There are Peppers in stores in the UK today but Kushner believes countries like France, Germany and Austria are more accepting of robots in a retail environment. “And outside of Europe, in Japan, China, it is a common occurrence when you go inside a retail store to see robots.”
However, it may be that shoppers don’t share Kushner’s professional enthusiasm. In June this year it was reported that SoftBank is ‘pausing’ production of Pepper robots, blaming the pandemic and economic slowdown.
When online goes offline and back again
How to engage members of Generation Z (born around 1997 to 2012) has been the focus of a lot of research. Members of this age group are also called digital natives because they have grown up with smartphones and the internet.
Part of the digital revolution has been the rise of social influencers using platforms like Instagram and SnapChat to display or promote goods, places and experiences. An interesting experiment by VisitScotland reversed the usual exchange flow and took an online strategy to an offline, physical pop-up store.
The agency promoted hashtags to share on Instagram (e.g. #VisitScotland and #ScotlandIsNow) for tourists and visitors to use to appear on the official Instagram page.
It opened a pop-up travel agency in London. A video wall displayed Instagram posts of different destinations in a virtual, changing brochure for VisitScotland. Real-life staff were available to answer queries from visitors as a result of the internet-enabled digital wall.
The same digital-physical blend can be used in fashion retail, for example during a city’s Fashion Week, to update shoppers with social media posts relating to items that fit into catwalk trends that can be found in-store.

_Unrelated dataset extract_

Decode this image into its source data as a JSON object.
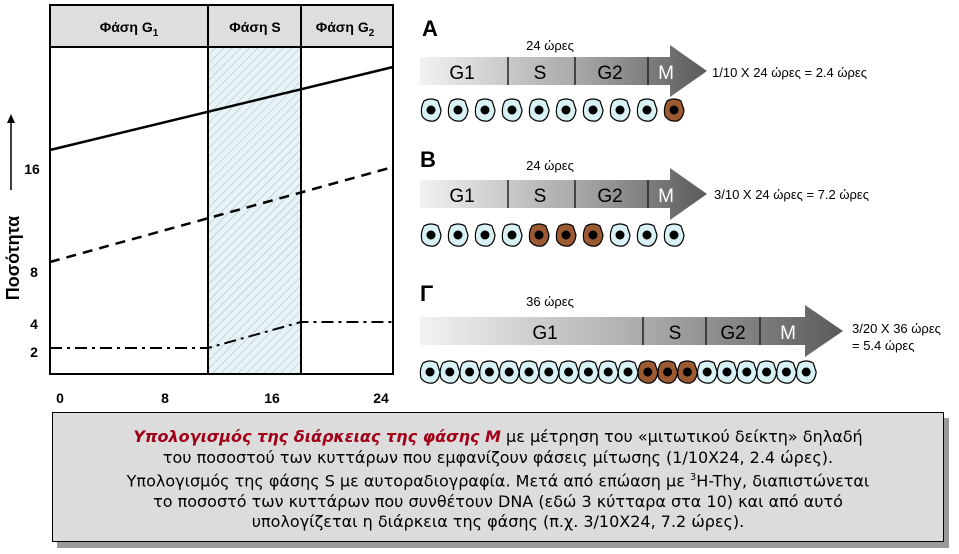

Nike’s flagship store in New York City promotes frictionless (no human contact) shopping. NikePlus members can look for and reserve shoes online which are placed in Pick-Up Lockers within its Speed Shop section. The locker is opened using the member’s smartphone app and if they meet with approval, they can scan and pay for them via the smartphone.
Once in the physical store, traditional marketing tactics can also benefit from the internet. Customers can scan a QR code on any items modelled on a mannequin in the store. They can check for available colours and sizes and ask for the items to brought to the pick up location or a fitting room.